You can read the full dissertation Here.
Hurricanes continue to cause large disruptions to the global transportation network, whilst climate change is an attributed factor to the increasing frequency and magnitude of tropical storms. This poses an increasingly significant threat to aviation; which can be investigated with the use of air traffic data (ADS-B). This study aimed to investigate the quantification of aircraft trajectory disruptions during hurricane conditions via the calculation of aircraft heading changes. This was in light of unpredictable and dangerous weather causing disruptions to flight paths. A case study of Florida airspace during the 2022 Hurricane Ian observed a 103% increase in the variability of aircraft routes flown as characterised by heading changes per 100 km of flight. Conversely, a comparative case study of Hurricane Idalia observed a 30% decrease in variability. No correlation was observed between aircraft heading changes and proximity to the storm eye. Further studies with additional data resources are needed to establish a better understanding of hurricane-impacted airspace.
This study extracted over 1.1 million rows of flight data using SQL. Excel and MATLAB were used for cleaning and post processing.
Used CAD software (Fusion 360) to design and assemble a 'line following robot' given a range of specifications, requirements, and 2D drawings to comply with.
Used Python to analyse data in a csv file of the behaviour of different metal alloy specimens as they underwent a torsion test, tensile test and charpy impact test. Their performance and determined parameters were used to determine the most appropriate material and diameter for a rod and pin used in an aircafts control surface actuator mechanism, demanding the ability to withstand fatigue from variable loads and temperatures throughout their lifetime by retaining their strength, function and shape.

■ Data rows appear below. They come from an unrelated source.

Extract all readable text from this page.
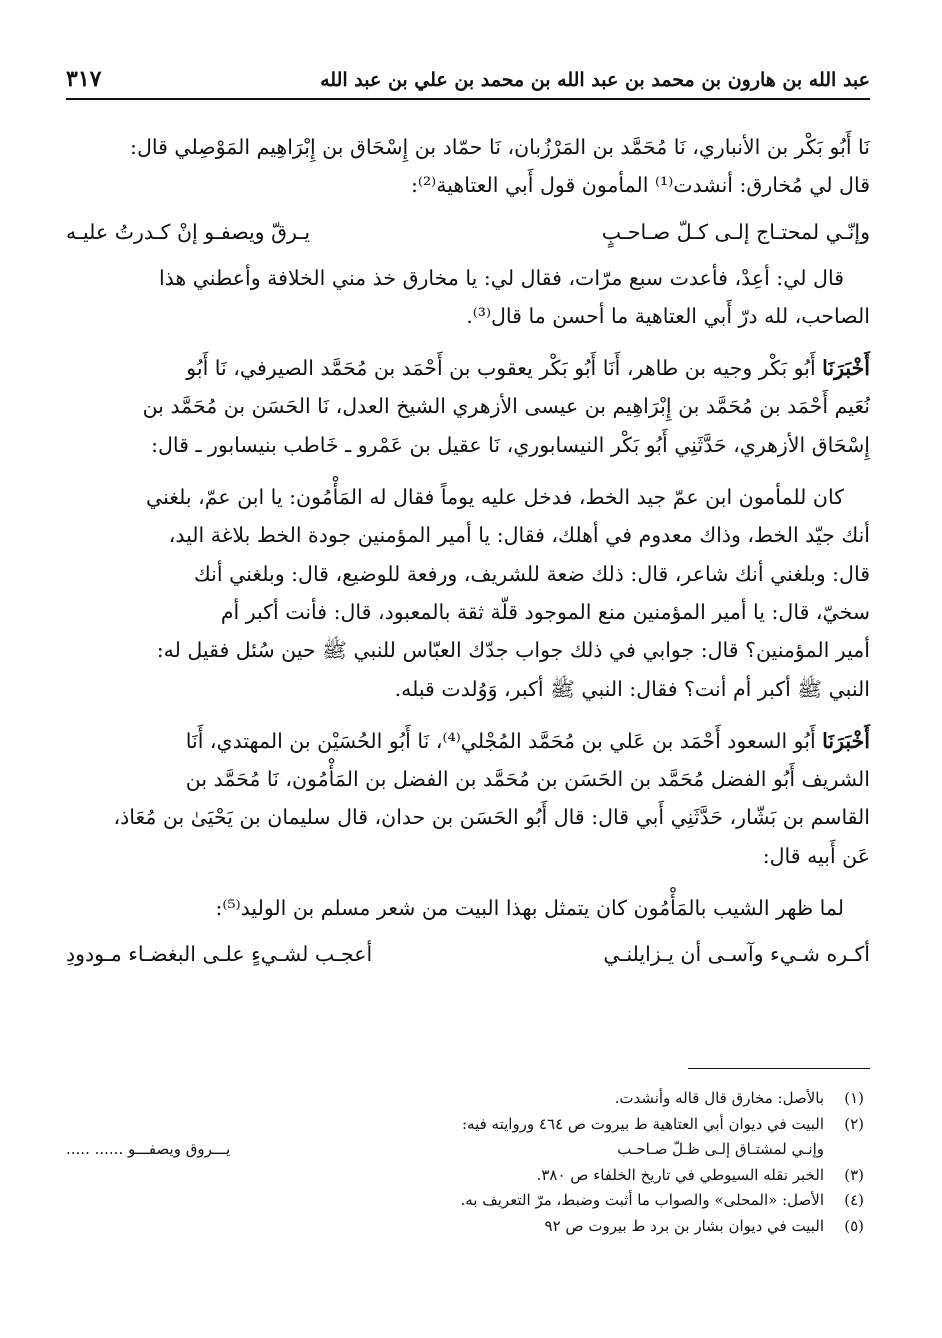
عبد الله بن هارون بن محمد بن عبد الله بن محمد بن علي بن عبد الله
٣١٧

نَا أَبُو بَكْر بن الأنباري، نَا مُحَمَّد بن المَرْزُبان، نَا حمّاد بن إِسْحَاق بن إِبْرَاهِيم المَوْصِلي قال:

قال لي مُخارق: أنشدت⁽¹⁾ المأمون قول أَبي العتاهية⁽²⁾:

وإنّـي لمحتـاج إلـى كـلّ صـاحـبٍ
يـرقّ ويصفـو إنْ كـدرتُ عليـه

قال لي: أعِدْ، فأعدت سبع مرّات، فقال لي: يا مخارق خذ مني الخلافة وأعطني هذا

الصاحب، لله درّ أَبي العتاهية ما أحسن ما قال⁽³⁾.

أَخْبَرَنَا أَبُو بَكْر وجيه بن طاهر، أَنَا أَبُو بَكْر يعقوب بن أَحْمَد بن مُحَمَّد الصيرفي، نَا أَبُو

نُعَيم أَحْمَد بن مُحَمَّد بن إِبْرَاهِيم بن عيسى الأزهري الشيخ العدل، نَا الحَسَن بن مُحَمَّد بن

إِسْحَاق الأزهري، حَدَّثَنِي أَبُو بَكْر النيسابوري، نَا عقيل بن عَمْرو ـ خَاطب بنيسابور ـ قال:

كان للمأمون ابن عمّ جيد الخط، فدخل عليه يوماً فقال له المَأْمُون: يا ابن عمّ، بلغني

أنك جيّد الخط، وذاك معدوم في أهلك، فقال: يا أمير المؤمنين جودة الخط بلاغة اليد،

قال: وبلغني أنك شاعر، قال: ذلك ضعة للشريف، ورفعة للوضيع، قال: وبلغني أنك

سخيّ، قال: يا أمير المؤمنين منع الموجود قلّة ثقة بالمعبود، قال: فأنت أكبر أم

أمير المؤمنين؟ قال: جوابي في ذلك جواب جدّك العبّاس للنبي ﷺ حين سُئل فقيل له:

النبي ﷺ أكبر أم أنت؟ فقال: النبي ﷺ أكبر، وَوُلدت قبله.

أَخْبَرَنَا أَبُو السعود أَحْمَد بن عَلي بن مُحَمَّد المُجْلي⁽⁴⁾، نَا أَبُو الحُسَيْن بن المهتدي، أَنَا

الشريف أَبُو الفضل مُحَمَّد بن الحَسَن بن مُحَمَّد بن الفضل بن المَأْمُون، نَا مُحَمَّد بن

القاسم بن بَشّار، حَدَّثَنِي أَبي قال: قال أَبُو الحَسَن بن حدان، قال سليمان بن يَحْيَىٰ بن مُعَاذ،

عَن أَبيه قال:

لما ظهر الشيب بالمَأْمُون كان يتمثل بهذا البيت من شعر مسلم بن الوليد⁽⁵⁾:

أكـره شـيء وآسـى أن يـزايلنـي
أعجـب لشـيءٍ علـى البغضـاء مـودودِ
(١)
بالأصل: مخارق قال قاله وأنشدت.
(٢)
البيت في ديوان أبي العتاهية ط بيروت ص ٤٦٤ وروايته فيه:
وإنـي لمشتـاق إلـى ظـلّ صـاحـب
يـــروق ويصفـــو ...... .....
(٣)
الخبر نقله السيوطي في تاريخ الخلفاء ص ٣٨٠.
(٤)
الأصل: «المحلى» والصواب ما أثبت وضبط، مرّ التعريف به.
(٥)
البيت في ديوان بشار بن برد ط بيروت ص ٩٢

Worked in a team of 100 students to design and manufacture a UAV, with the aim of shortening the minimum take-off distance and ensuring the aircrfat could withstand loads of up to 6g. Took responsibility for the tailplane elevator mechanism, which used a PID closed-loop control system (made with Arduino) to produce the desired pitch rate, determined from the calculated relationship between servo motor deflection angle and elevator deflection.
Analysed the response of a single degree of freedom aerofoil, using a MATLAB simulation. Constucting the systems equation of motion and gathering data from the simulation with varied inputs allowed the amplitude-frequency characteristics to be determined. Introducing a secondary degree of freedom in the form of a tuned vibration absorber generated a region of anti-resonance at the desired operating frequency.
Analysed real flight data gathered from the University of Bristol Glider, assessing its dynamic performance in trimmed condition when subject to a sudden control stick input. Constructing the linearised equations of motion allowed the eigenvalues and eigenvectors to be determined, giving an insight into the handling qualities of the aircraft.